Lucien-Pierre SERGENT, attribué à

Suffrage universel: un bureau de vote à Paris

Sergent: tableau du Salon de 1879
Aquarelle de Sergent - Galerie de Quelen

Lucien-Pierre SERGENT (1849, Massy – 1904, Paris), attribué à
Suffrage universel: un bureau de vote à Paris
Aquarelle
26 x 37 cm
Vers 1880


Imaginé pendant la Révolution en 1792, le suffrage universel est rétabli par la Deuxième République à l’occasion de la Révolution de 1848. Mis de côté sous le Second Empire, il est définitivement institué par la Troisième République, en 1875.
Proche du registre de l’illustration, mais comportant néanmoins de réelles qualités artistiques, notre aquarelle représente une scène de vote dans un bureau parisien, comme l’indique le blason sur le pupitre, rassemblant une population composée d’ouvriers mais aussi de bourgeois et de paysans. La vue sur l’extérieur laisse deviner la silhouette de Notre-Dame avec ses deux tours et la flèche de Viollet-le-Duc, mais également des cheminées industrielles, assez interpellantes à cet endroit. Le sujet est donc vraisemblablement celui des élections des conseillers municipaux de Paris.
L’artiste inclut plusieurs attributs républicains relatifs au vote: affiches administratives, avec des Avis aux citoyens et les Professions de foi, urne, buste de Marianne coiffée du bonnet phrygien. Un des participants tient en main un tract portant le slogan « Paix et travail« , qui avait été utilisé par Beslay, le président du Conseil général de la Commune en 1871, et par Mac Mahon dans son manifeste lors des élections suivant la dissolution de l’Assemblée en octobre 1877. Un autre homme consulte un tract sur lequel semble inscrite la date de 1881, sachant que des élections municipales eurent lieu à Paris en 1881, 1884, 1887 au cours de cette décennie.
Se voulant réaliste par le décor du bureau de vote et l’exactitude des tenues vestimentaires des différentes classes sociales ainsi que par l’absence de femmes, notre aquarelle possède aussi une forte dimension symbolique par la mise en valeur de l’urne et du geste électoral de l’ouvrier, ce geste proprement dit ne correspondant pas tout à fait à la réalité, car dans les faits, c’est encore le président du bureau qui insère le bulletin dans l’urne. Elle illustre bien les paroles de Gambetta prononcées à Paris le 9 octobre 1877 dans son discours au Cirque du Château d’Eau : « C’est le suffrage universel qui réunit et qui groupe les forces du peuple tout entier, sans distinction de classes ni de nuances dans les opinions » .
Elle renvoie aussi aux propos de Paul Bert en 1882: « … il faut que lorsque le citoyen s’approchera de la simple boîte déposée sur la table de vote, il éprouve quelque chose de cette émotion que ressentent les croyants lorsqu’ils s’approchent de l’autel » .
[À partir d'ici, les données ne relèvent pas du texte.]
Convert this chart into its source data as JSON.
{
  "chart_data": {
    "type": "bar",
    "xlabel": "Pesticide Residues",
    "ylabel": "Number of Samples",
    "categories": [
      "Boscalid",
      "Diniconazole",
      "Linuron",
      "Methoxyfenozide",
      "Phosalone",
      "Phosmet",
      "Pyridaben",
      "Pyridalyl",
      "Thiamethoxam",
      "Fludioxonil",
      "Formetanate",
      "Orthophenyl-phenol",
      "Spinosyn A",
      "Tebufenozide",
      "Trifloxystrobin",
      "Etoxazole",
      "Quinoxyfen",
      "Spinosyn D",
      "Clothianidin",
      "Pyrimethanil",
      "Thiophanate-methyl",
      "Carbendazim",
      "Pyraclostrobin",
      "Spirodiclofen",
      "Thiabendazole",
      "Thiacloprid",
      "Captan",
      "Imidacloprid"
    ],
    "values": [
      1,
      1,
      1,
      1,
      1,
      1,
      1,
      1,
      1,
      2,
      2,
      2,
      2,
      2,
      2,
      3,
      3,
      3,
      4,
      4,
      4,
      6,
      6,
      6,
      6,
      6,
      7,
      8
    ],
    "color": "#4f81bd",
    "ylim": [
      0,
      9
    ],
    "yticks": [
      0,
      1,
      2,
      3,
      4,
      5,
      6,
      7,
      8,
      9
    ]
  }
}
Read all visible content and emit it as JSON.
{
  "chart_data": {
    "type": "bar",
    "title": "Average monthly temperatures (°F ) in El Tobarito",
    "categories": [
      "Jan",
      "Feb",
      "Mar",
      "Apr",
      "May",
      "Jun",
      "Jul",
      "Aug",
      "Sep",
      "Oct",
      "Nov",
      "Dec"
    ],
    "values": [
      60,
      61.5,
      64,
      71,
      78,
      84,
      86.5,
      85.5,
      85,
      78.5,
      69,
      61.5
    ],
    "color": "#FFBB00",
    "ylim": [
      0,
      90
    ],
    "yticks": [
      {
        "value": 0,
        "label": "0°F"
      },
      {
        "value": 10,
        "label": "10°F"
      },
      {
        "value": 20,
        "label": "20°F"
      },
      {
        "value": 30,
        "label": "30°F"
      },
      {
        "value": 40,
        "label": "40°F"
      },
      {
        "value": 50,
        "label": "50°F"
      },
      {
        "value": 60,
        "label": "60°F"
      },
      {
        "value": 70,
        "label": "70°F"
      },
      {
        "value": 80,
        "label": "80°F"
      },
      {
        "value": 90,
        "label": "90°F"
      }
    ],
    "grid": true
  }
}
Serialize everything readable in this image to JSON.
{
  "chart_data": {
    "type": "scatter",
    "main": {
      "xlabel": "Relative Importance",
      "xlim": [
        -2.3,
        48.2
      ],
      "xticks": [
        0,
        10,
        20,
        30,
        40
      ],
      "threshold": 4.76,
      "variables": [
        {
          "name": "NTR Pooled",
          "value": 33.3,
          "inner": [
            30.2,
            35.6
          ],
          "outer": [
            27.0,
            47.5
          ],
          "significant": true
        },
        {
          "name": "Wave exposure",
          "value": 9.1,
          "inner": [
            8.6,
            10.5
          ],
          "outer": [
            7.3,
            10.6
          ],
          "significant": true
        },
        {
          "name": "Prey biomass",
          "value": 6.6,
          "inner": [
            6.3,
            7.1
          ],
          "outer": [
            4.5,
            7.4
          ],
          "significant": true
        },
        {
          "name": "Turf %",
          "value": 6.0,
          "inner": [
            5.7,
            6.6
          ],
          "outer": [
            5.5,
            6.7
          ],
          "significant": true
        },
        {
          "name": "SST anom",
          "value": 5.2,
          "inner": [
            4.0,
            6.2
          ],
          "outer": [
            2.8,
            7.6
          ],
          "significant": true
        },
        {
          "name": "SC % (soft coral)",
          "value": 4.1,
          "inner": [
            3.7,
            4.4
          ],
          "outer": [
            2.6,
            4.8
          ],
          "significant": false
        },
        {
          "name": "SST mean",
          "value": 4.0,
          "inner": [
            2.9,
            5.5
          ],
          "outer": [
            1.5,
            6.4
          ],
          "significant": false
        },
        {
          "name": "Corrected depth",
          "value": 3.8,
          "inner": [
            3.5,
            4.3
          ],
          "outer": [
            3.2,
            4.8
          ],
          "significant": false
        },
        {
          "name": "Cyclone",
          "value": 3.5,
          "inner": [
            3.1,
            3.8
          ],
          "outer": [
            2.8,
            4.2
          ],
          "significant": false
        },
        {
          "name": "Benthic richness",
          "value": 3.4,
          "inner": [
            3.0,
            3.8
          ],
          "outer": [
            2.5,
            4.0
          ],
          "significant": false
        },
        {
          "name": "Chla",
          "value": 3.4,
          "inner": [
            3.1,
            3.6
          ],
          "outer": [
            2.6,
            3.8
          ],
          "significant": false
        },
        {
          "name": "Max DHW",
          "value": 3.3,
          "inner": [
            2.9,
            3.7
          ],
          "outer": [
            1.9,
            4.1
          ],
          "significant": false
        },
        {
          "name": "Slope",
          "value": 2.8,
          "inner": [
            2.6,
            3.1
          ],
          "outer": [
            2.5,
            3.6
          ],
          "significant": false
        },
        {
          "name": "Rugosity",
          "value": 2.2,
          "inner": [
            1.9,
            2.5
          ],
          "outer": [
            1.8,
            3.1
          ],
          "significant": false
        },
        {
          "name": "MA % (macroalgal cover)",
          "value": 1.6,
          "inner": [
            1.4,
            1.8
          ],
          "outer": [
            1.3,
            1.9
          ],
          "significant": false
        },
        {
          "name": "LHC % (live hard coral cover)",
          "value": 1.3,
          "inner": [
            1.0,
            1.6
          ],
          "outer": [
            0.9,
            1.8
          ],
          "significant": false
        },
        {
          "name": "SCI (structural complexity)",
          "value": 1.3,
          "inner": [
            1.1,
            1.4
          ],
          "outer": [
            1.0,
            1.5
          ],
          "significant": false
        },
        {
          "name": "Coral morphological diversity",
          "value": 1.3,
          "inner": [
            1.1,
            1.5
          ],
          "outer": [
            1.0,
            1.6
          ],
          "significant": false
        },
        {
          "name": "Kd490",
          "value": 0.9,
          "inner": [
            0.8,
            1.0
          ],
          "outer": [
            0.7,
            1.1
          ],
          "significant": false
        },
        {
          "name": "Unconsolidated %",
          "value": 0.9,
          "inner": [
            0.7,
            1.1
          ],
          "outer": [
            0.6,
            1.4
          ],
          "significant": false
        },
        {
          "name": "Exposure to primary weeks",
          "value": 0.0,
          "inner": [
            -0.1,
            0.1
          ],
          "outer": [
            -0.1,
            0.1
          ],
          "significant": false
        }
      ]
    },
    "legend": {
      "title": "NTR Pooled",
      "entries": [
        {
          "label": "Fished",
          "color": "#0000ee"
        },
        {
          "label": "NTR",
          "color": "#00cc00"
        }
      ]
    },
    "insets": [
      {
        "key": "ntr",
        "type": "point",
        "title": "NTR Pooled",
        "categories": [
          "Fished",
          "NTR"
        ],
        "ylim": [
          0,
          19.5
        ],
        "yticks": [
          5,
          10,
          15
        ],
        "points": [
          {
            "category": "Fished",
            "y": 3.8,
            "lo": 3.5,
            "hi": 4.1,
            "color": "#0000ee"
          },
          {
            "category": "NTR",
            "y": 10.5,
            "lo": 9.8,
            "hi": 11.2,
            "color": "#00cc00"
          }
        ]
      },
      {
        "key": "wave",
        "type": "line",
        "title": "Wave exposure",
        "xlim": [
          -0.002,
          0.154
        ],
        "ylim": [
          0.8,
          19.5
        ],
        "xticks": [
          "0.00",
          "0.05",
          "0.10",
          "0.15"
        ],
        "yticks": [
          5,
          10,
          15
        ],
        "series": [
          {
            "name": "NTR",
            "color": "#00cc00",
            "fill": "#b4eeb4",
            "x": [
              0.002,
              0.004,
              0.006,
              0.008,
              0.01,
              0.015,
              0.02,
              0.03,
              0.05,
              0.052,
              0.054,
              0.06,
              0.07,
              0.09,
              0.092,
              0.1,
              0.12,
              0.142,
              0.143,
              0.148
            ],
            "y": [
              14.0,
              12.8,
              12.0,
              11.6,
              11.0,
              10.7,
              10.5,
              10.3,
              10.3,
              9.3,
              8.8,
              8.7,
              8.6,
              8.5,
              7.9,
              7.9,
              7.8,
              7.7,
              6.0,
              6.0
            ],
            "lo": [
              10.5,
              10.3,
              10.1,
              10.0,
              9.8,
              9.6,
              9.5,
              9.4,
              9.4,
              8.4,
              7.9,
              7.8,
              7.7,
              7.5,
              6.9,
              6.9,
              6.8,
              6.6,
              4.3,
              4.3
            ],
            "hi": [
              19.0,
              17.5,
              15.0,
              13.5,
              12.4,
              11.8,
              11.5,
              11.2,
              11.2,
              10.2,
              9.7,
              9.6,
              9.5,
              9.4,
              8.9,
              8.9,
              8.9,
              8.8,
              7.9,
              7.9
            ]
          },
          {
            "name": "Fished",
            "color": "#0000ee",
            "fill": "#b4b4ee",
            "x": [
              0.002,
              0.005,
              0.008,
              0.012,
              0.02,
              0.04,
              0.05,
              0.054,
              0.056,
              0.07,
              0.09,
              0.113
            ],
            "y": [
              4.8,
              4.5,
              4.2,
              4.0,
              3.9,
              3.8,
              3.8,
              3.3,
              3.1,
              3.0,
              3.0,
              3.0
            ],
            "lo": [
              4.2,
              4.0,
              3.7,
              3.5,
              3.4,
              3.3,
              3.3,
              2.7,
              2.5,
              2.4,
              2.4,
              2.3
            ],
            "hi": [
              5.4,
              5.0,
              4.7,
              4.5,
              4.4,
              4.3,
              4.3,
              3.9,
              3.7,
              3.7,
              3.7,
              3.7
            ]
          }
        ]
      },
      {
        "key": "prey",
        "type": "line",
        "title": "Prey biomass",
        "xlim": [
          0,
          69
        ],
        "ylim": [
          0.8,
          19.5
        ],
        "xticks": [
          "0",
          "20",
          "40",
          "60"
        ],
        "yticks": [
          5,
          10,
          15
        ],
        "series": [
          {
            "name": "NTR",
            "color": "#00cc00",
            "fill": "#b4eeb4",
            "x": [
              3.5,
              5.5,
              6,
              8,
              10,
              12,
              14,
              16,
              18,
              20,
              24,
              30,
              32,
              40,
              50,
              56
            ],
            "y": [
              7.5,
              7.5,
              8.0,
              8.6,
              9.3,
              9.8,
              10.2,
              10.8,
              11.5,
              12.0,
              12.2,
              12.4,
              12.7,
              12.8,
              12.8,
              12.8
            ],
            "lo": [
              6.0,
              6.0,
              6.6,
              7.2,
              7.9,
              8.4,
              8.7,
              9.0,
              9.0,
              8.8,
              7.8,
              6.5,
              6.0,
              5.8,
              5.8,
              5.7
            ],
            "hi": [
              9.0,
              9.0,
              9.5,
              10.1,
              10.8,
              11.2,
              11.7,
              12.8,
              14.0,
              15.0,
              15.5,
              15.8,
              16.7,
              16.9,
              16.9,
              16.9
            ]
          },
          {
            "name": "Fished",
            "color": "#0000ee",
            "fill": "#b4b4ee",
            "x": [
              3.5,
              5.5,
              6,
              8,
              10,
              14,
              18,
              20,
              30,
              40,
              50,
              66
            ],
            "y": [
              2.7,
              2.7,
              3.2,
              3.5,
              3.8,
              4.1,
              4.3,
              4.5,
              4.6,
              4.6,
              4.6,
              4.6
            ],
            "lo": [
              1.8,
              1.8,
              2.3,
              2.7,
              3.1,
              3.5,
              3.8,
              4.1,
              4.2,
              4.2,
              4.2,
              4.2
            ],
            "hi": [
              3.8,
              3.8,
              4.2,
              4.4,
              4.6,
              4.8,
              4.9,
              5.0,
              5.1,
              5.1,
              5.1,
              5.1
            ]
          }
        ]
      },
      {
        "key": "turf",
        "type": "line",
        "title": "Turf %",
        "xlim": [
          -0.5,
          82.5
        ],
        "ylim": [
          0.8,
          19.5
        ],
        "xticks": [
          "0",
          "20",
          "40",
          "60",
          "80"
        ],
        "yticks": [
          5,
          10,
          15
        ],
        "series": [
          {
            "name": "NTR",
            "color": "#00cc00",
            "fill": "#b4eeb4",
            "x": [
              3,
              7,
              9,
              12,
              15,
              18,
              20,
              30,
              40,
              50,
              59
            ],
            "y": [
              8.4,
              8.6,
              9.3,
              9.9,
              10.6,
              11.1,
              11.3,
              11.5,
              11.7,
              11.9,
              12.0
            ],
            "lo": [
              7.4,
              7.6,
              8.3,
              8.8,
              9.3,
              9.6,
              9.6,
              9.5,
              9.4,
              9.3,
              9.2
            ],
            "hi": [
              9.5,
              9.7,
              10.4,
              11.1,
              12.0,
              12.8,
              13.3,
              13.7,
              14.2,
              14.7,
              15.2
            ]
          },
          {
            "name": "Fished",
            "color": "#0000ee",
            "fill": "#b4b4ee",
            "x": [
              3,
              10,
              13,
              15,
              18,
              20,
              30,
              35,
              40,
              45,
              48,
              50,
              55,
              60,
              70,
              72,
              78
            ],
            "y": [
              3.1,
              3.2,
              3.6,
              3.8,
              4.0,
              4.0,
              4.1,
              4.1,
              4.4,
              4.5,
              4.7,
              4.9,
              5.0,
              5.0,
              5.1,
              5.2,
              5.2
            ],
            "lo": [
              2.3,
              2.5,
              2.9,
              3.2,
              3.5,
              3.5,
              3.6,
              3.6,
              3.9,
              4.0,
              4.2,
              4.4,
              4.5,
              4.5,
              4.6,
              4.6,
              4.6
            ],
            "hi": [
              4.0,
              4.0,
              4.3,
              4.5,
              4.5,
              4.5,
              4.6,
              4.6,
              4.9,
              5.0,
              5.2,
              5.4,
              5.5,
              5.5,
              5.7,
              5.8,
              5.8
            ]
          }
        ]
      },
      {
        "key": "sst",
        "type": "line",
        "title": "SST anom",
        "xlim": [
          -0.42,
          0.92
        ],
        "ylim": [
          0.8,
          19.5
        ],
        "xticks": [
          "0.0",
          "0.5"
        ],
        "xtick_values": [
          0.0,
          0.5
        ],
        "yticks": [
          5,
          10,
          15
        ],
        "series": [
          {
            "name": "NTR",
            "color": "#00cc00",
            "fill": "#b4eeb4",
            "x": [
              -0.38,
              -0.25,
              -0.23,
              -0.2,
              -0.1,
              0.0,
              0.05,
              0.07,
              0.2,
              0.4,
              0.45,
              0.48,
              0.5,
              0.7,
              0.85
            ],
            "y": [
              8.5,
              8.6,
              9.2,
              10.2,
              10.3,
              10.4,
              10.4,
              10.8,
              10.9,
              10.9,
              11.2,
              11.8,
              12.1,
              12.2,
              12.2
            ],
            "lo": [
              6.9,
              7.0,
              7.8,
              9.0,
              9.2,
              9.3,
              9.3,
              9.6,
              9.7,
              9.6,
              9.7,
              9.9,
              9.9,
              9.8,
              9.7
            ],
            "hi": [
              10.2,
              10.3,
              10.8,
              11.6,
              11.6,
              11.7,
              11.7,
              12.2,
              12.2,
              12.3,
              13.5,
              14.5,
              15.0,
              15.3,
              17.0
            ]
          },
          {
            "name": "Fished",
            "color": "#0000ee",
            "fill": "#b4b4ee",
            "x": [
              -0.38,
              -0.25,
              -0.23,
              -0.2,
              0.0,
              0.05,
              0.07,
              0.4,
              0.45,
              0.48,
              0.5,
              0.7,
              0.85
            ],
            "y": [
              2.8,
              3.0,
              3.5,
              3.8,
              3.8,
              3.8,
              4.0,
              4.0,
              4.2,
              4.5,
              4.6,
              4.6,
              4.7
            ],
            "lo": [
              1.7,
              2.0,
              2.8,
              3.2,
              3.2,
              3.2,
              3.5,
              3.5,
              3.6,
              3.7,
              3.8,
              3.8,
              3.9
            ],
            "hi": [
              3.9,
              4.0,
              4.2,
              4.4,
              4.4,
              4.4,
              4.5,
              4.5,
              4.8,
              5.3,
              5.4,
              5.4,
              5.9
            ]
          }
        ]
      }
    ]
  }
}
L’iconographie artistique de ce thème est très peu fournie. Certes, les périodes de 1848/1850 et d’après 1871 sont très riches en caricatures et dessins de presse imprimés, mais on dénombre très peu de tableaux: celui de Charles Nègre exposé au Salon de 1849, titré Le suffrage universel, est davantage une allégorie de la République; Alfred-Henri Bramtot donne une représentation très naturaliste du vote dans Le Suffrage Universel, exposé au Salon de 1891 et destiné au décor de la mairie des Lilas en banlieue est de Paris.
Lucien-Pierre Sergent, un élève d’Isidore Pils et de Jean-Paul Laurens, spécialisé dans les sujets militaires, traita également le thème dans son triptyque Origine du pouvoir: Force; Suffrage universel; Droit divin, exposé au Salon de 1879 sous le N°2760 et acquis par l’Etat pour être placé dans la mairie de Méru dans l’Oise. La partie centrale représentant une scène de vote affiche (au-delà du thème commun) des similitudes stylistiques avec notre oeuvre, tout comme une aquarelle représentant des fantassins français, dont nous donnons une copie, expliquant ainsi l’attribution.